Esse é um ingrediente a mais?
Dominique
Reynié: Sim, essa é uma razão importante. Vemos isso no Brasil, mas
também no mundo democrático todo. É uma tendência que eu qualificaria de
“despolitização”, um retiro em relação à cena pública. A gente se fecha em
comunidades privadas, em redes. Mas a gente se separa da comunidade nacional,
política.
Como
podemos melhorar a eficácia da democracia e a confiança das pessoas?
Dominique
Reynié: A crise da cultura democrática que observamos tem a ver
parcialmente com a perda de confiança na capacidade do Estado democrático
de produzir serviços fundamentais – segurança, educação, saúde. Essa perda vai
levar uma parte dos cidadãos a arriscar a experiência de uma saída da
democracia. É isso que nos ameaça. Toda questão é restaurar a eficiência.

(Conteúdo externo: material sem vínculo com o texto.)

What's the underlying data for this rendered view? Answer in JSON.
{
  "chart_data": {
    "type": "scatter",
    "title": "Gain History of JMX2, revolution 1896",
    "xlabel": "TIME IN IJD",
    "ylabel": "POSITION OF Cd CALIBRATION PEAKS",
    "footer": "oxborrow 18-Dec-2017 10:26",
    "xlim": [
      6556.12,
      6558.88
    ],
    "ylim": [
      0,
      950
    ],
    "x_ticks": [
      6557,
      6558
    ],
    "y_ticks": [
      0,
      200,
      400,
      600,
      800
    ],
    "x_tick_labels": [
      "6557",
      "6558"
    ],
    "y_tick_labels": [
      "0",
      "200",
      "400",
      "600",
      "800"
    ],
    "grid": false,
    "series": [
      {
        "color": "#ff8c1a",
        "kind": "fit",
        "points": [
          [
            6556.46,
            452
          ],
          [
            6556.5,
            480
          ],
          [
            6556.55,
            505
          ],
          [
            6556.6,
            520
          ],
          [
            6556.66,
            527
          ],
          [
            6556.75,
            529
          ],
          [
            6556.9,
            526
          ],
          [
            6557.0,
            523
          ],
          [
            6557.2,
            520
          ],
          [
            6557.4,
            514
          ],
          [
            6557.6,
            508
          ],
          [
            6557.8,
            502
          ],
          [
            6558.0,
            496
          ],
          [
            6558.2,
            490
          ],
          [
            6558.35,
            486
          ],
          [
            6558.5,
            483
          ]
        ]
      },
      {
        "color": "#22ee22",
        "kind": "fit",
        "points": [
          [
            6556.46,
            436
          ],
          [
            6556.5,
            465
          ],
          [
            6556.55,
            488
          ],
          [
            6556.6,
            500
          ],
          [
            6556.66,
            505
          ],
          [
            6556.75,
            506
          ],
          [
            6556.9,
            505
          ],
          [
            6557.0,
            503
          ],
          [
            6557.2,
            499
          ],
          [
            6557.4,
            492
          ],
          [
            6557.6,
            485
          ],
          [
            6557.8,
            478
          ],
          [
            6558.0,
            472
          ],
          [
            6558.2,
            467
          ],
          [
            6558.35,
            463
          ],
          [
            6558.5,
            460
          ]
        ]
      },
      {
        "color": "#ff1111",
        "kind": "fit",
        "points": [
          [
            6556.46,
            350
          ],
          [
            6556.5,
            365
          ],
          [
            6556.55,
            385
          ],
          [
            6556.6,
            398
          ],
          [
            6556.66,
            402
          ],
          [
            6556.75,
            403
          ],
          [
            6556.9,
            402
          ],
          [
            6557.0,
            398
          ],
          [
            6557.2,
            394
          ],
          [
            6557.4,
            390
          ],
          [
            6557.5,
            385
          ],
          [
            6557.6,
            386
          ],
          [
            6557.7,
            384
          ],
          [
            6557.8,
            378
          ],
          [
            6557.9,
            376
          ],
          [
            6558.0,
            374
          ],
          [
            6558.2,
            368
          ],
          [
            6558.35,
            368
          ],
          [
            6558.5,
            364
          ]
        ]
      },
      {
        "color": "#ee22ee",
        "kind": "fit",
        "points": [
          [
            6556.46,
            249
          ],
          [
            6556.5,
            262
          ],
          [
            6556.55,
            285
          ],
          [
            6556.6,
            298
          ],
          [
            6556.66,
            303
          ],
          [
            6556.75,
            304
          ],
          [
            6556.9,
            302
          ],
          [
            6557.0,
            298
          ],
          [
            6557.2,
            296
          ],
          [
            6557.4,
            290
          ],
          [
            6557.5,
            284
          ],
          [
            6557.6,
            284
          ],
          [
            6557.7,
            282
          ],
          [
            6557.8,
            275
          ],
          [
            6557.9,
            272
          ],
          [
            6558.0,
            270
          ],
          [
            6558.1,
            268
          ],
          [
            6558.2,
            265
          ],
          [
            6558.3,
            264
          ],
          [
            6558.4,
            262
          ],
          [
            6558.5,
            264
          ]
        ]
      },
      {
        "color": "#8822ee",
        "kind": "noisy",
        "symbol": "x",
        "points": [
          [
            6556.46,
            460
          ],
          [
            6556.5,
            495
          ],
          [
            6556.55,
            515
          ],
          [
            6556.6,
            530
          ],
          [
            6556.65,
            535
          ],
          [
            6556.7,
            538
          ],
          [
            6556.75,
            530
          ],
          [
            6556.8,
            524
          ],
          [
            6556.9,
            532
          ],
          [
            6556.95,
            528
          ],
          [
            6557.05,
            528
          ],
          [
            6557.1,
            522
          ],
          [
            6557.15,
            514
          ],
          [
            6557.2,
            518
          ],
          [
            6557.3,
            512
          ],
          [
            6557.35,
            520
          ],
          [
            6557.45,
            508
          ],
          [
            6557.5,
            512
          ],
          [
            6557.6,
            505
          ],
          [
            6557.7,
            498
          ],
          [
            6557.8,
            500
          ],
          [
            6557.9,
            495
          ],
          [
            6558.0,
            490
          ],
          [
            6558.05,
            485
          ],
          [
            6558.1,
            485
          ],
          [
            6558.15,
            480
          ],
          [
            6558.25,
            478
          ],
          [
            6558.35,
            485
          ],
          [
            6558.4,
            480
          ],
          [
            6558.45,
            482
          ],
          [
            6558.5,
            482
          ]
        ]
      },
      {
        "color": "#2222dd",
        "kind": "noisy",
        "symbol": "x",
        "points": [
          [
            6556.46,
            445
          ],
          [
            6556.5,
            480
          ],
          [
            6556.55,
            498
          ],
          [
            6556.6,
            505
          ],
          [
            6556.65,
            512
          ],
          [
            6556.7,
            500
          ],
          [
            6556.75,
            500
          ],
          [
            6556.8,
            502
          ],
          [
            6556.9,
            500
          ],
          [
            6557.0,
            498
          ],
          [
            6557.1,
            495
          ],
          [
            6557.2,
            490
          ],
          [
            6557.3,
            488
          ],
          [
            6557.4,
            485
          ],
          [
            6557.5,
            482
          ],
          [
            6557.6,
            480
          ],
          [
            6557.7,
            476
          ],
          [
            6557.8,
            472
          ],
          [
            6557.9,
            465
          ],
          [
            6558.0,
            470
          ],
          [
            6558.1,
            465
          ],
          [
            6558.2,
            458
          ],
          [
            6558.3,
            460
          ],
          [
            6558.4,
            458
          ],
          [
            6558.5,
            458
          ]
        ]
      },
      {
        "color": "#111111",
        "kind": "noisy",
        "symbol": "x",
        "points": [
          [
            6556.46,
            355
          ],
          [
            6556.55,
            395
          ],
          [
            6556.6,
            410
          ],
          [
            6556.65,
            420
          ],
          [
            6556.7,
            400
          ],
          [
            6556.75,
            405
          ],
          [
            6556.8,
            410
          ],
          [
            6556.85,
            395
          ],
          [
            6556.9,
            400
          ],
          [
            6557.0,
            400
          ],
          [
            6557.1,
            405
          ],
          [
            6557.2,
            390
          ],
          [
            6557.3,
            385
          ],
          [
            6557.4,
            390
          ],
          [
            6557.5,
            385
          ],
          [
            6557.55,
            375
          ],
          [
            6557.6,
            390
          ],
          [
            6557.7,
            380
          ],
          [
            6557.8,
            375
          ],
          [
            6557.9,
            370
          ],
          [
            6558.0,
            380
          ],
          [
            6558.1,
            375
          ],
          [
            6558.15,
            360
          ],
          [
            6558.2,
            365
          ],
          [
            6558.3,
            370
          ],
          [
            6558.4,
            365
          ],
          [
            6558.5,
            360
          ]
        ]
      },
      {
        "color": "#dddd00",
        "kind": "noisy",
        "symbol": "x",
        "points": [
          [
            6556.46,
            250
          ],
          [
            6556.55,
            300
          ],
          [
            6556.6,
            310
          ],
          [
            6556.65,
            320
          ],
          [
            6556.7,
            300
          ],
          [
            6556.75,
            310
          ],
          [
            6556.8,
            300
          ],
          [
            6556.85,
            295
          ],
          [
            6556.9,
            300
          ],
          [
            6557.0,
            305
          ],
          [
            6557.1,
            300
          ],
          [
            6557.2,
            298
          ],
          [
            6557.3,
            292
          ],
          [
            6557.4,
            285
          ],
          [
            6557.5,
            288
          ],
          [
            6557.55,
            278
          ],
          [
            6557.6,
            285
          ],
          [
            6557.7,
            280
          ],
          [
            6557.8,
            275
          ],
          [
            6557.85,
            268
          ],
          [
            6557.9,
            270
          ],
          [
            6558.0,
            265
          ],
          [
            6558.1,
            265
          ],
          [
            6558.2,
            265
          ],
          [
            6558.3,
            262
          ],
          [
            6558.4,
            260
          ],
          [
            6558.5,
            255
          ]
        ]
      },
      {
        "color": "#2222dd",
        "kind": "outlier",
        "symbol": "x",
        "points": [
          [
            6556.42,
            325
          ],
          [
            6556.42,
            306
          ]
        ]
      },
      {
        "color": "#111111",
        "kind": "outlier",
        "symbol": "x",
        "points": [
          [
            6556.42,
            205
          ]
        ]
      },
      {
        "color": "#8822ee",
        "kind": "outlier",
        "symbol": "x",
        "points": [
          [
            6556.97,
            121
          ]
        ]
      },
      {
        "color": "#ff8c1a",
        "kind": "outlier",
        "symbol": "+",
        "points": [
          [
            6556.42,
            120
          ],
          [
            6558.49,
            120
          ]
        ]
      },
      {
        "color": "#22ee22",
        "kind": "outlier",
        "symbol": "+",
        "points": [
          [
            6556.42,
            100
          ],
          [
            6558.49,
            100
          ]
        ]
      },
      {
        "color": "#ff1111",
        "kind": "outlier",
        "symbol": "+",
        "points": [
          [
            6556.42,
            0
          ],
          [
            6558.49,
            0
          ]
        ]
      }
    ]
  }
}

E o caminho é se apoiar na globalização que, provavelmente, é o grande desafio
atualmente.
Os
países que mais enriquecem hoje não são as democracias. Por quê?
Dominique
Reynié: Há uma ameaça particular que pesa sobre a democracia: o fato
de que, se não conseguirmos garantir um conforto material mínimo, não vai
haver apego à democracia. E ela, por natureza, não pode obrigar os cidadãos
a lhe sustentar. Para ser apoiada, precisa de um bom desempenho, do ponto de
vista material e das liberdades. A força do governo autoritário é
justamente poder se manter mesmo se os cidadãos não apoiam. No caso chinês, não
há apenas força e repressão, há uma eficácia prática de enriquecer os chineses,
melhorar o nível de vida, de educação. Então, temos um antimodelo que
pode trazer uma parte dos cidadãos das democracias a perder a solidariedade com
a ideia democrática. É a razão pela qual é essencial trabalhar no
fortalecimento dos Estados democráticos.
Como
deve ser a relação entre Estados democráticos e não democráticos?
Dominique
Reynié: Esse ponto é importante. Podemos ter relações econômicas e
comerciais com a China. É até recomendável. Mas a questão é não somente saber
quais são as consequências dessas relações sobre a liberdade na China, ou sobre
a autoridade na China. A gente deve se indagar se é razoável as democracias
ajudarem a China a se tornar mais poderosa sendo que ela não é um regime
democrático.
O
sr. vê algum tipo de movimentação nesse sentido?
Dominique
Reynié: Hoje, vemos quase o contrário. Nas relações entre Brasil e
França, Estados Unidos e Europa, prevalece o sentimento de divisão do mundo
democrático. Ou isso é uma tendência que vai se afirmar com uma fragmentação
que precipita o declínio da democracia no mundo, ou é uma fase intermediária,
uma crise que vai levar os chefes de Estado dos países democráticos a começarem
a discutir as condições de uma cooperação internacional democrática.
![]() |
Manifestantes em Paris - "Coletes Amarelos" Foto: Zakaria Abdellkafi/AFP |
Qual
seria o efeito dos “coletes amarelos” na França e nas próximas eleições
francesas?
Dominique
Reynié: Os coletes amarelos vão ter influência profunda sobre a
sociedade, a vida política e sem dúvida sobre as eleições de 2022. Eles
trouxeram uma politização de protesto de uma parte muito grande da sociedade
francesa. Na França, havia eleitores da extrema direita e do populismo de
esquerda. Mas os coletes amarelos não são essas pessoas. Não acredito que eles
terão um voto moderado. Ou vão se abster ou fornecer eleitores a mais para o
voto populista.
Então
as chances de a extrema direita vencer, com Marine Le Pen, são maiores do que
nunca?
Dominique
Reynié: É exatamente essa frase que é preciso dizer. Ela tem mais
chances do que nunca de ser eleita presidente da França em 2022. Não significa
que vai ser eleita, mas que tem mais chances do que jamais teve.
Há
alguma comparação entre Marine, Viktor Orbán, premiê da Hungria, e Jair
Bolsonaro?
Dominique
Reynié: Diria que o ponto-chave que os aproxima é o que Vladimir
Putin chama de “soberanismo” democrático. Isso é uma democracia bizarra.
Como
o senhor vê o papel das redes sociais no declínio ao apego à democracia?
Dominique
Reynié: As redes sociais, que são ainda mais recentes, estão mudando
profundamente o espaço público e democrático. E há efeitos positivos e
negativos. É extraordinário quase todo mundo dar seu ponto de vista e
participar de uma discussão. Mas também há aspectos terrivelmente negativos,
como o efeito de bolha e a tendência de dialogar apenas com quem pensa igual.